A pilot program that would have given some poor parents in Memphis the money to transfer their children to private schools stalled in a Senate committee last week, even as it moved with support from Shelby  County Democrats in the House.

The bill would have taken Tennessee a step closer to expanding school choice, a growing issue of debate as the state increases its number of charter schools that take on students from struggling families or with poor grades.

“I think that any special interest group that wants to come forward and oppose this should be ashamed, should be ashamed that they’re not looking out for these children,” said Sen. Brian Kelsey, R-Germantown, who presented the bill before the Senate Education Committee.

“They should be ashamed that they’re putting their interests ahead of allowing these children to receive the opportunities that they deserve. They deserve a quality education, too, and they shouldn’t be punished because they live in a poor neighborhood,” he said.

The pilot program would target three failing schools in Memphis — an elementary, middle and a high school. Parents with an income up to two and one half times the federal free or reduced lunch benchmark could be given a scholarship to remove their child from the failing school to another institution.

“A parental choice scholarship program would put decision-making back in the hands of parents, allowing them to take control of their children’s education,” according to a policy brief from the Tennessee Center for Policy Research, a free-market think tank based in Nashville.

The bill, called the “Parental Choice Scholarship Act,” got hung up on a 3-3 vote Wednesday. Committee members voted along strict party lines — Republicans for and Democrats against. The measure needed five total “yes” votes to pass, according to Senate Rules.

Three members of the committee opted out of the vote. Representatives abstaining included Memphis Democrat Reginald Tate along with Republicans Rusty Crowe, of Johnson City, and Bill Ketron, from Murfreesboro.

The measure would have pulled as much as $3.9 million from Memphis public schools via vouchers and allowed low-income parents to direct that money to charter, private or other public schools where they would prefer their children attend.

Opponents of the measure balked at that.

“This is about those $4 million that will be taken out of Memphis City schools,” said Sen. Andy Berke, D-Chattanooga. “Accordingly, I’ll be casting a vote no, and instead thinking that there are ways we can be moving education forward rather than backward.”

The whole concept behind this bill is taking public education dollars and sending them to private and parochial schools, according to the state teachers’ union, which is adamantly against the school-choice bill. The union argues it is unconstitutional because it would give money to Catholic or other private religious schools.

“Where choice comes in, there’s an old saying: ‘If you don’t want your child to swim in a public swimming pool, fine.

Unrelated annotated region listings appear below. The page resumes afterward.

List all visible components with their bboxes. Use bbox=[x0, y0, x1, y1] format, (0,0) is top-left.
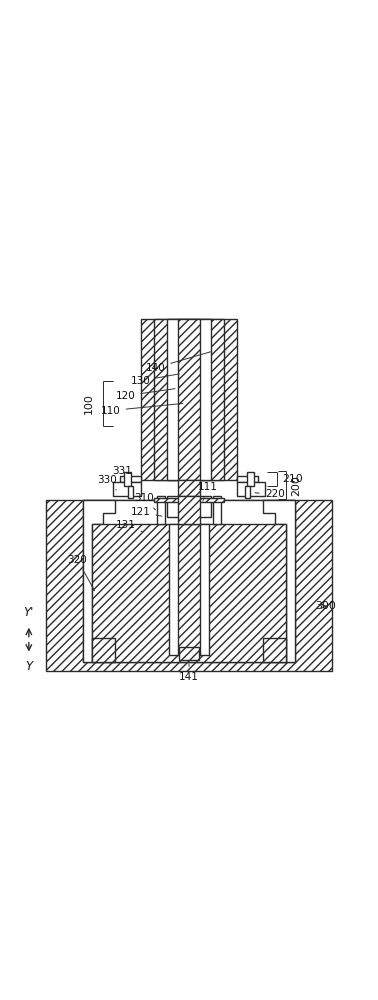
Text: Y': Y' bbox=[24, 606, 34, 619]
Text: 140: 140 bbox=[146, 352, 211, 373]
Text: 220: 220 bbox=[255, 489, 285, 499]
Polygon shape bbox=[127, 486, 133, 498]
Bar bbox=[92, 524, 286, 662]
Polygon shape bbox=[247, 472, 254, 486]
Text: 131: 131 bbox=[116, 520, 143, 532]
Bar bbox=[178, 647, 200, 660]
Bar bbox=[46, 500, 332, 671]
Polygon shape bbox=[245, 486, 251, 498]
Text: 320: 320 bbox=[67, 555, 94, 591]
Text: 111: 111 bbox=[198, 482, 218, 501]
Text: 210: 210 bbox=[282, 474, 303, 484]
Text: 121: 121 bbox=[131, 507, 162, 517]
Bar bbox=[178, 524, 200, 655]
Polygon shape bbox=[178, 319, 200, 480]
Text: Y: Y bbox=[25, 660, 33, 673]
Polygon shape bbox=[157, 496, 165, 524]
Bar bbox=[83, 500, 295, 662]
Polygon shape bbox=[153, 319, 225, 480]
Bar bbox=[178, 480, 200, 496]
Bar bbox=[153, 498, 225, 502]
Text: 110: 110 bbox=[101, 403, 183, 416]
Polygon shape bbox=[113, 482, 141, 496]
Polygon shape bbox=[237, 476, 258, 482]
Bar bbox=[178, 496, 200, 524]
Polygon shape bbox=[263, 500, 295, 662]
Bar bbox=[167, 496, 211, 517]
Polygon shape bbox=[167, 319, 211, 480]
Text: 331: 331 bbox=[112, 466, 132, 479]
Polygon shape bbox=[124, 472, 131, 486]
Text: 330: 330 bbox=[97, 475, 117, 490]
Bar bbox=[263, 638, 286, 662]
Text: 120: 120 bbox=[116, 389, 175, 401]
Polygon shape bbox=[141, 319, 237, 480]
Text: 100: 100 bbox=[84, 393, 93, 414]
Bar bbox=[169, 524, 209, 655]
Text: 141: 141 bbox=[179, 664, 199, 682]
Polygon shape bbox=[120, 476, 141, 482]
Polygon shape bbox=[237, 482, 265, 496]
Text: 300: 300 bbox=[316, 601, 336, 611]
Polygon shape bbox=[213, 496, 221, 524]
Text: 130: 130 bbox=[131, 374, 180, 386]
Polygon shape bbox=[83, 500, 115, 662]
Bar bbox=[92, 638, 115, 662]
Text: 200: 200 bbox=[291, 475, 301, 496]
Text: 310: 310 bbox=[135, 493, 155, 510]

But don’t expect the government to build a pool in your back yard,’” said Jerry Winters, director of government relations for the Tennessee Education Association.

The measure will stay in committee, however members do not expect to meet again this legislative session.

A partner bill circulating in the House of Representatives had better success. It was OK’d in the Government Operations Committee Wednesday on a 9-4 vote and now heads to the Education Committee.

“Whether this bill passes or not…there are a lot of issues about education that we’ve got to talk about,” said Rep. John DeBerry, D-Memphis, who is sponsoring the bill in the House. “And we’ve got to talk about the parents’ right to send their children to schools where they know they can be educated, rather than where a bunch of pencil pushers want to send them because their numbers aren’t working out very well.”

The purpose of the bill is to get children out of failing schools, and to give parents who can’t afford it the ability to send their children to better schools, said Rep. Susan Lynn, R-Mt. Juliet, who voted for the bill.

“It’s not dealing from the outside in, it is really dealing from the inside out — and giving them the opportunity that if their families want to get them out of the school, and have another opportunity for them, it is giving them that advantage,” she said.

Voting against the bill were Democrats Karen Camper of Memphis, Lois. DeBerry of Memphis, House Democratic party Leader Gary Odom of Nashville and Democratic Caucus Chairman Mike Turner of Old Hickory.

Memphis Democrats Mike Kernel, G.A. Hardaway and Barbara Cooper joined Republicans on the committee who voted in favor of it.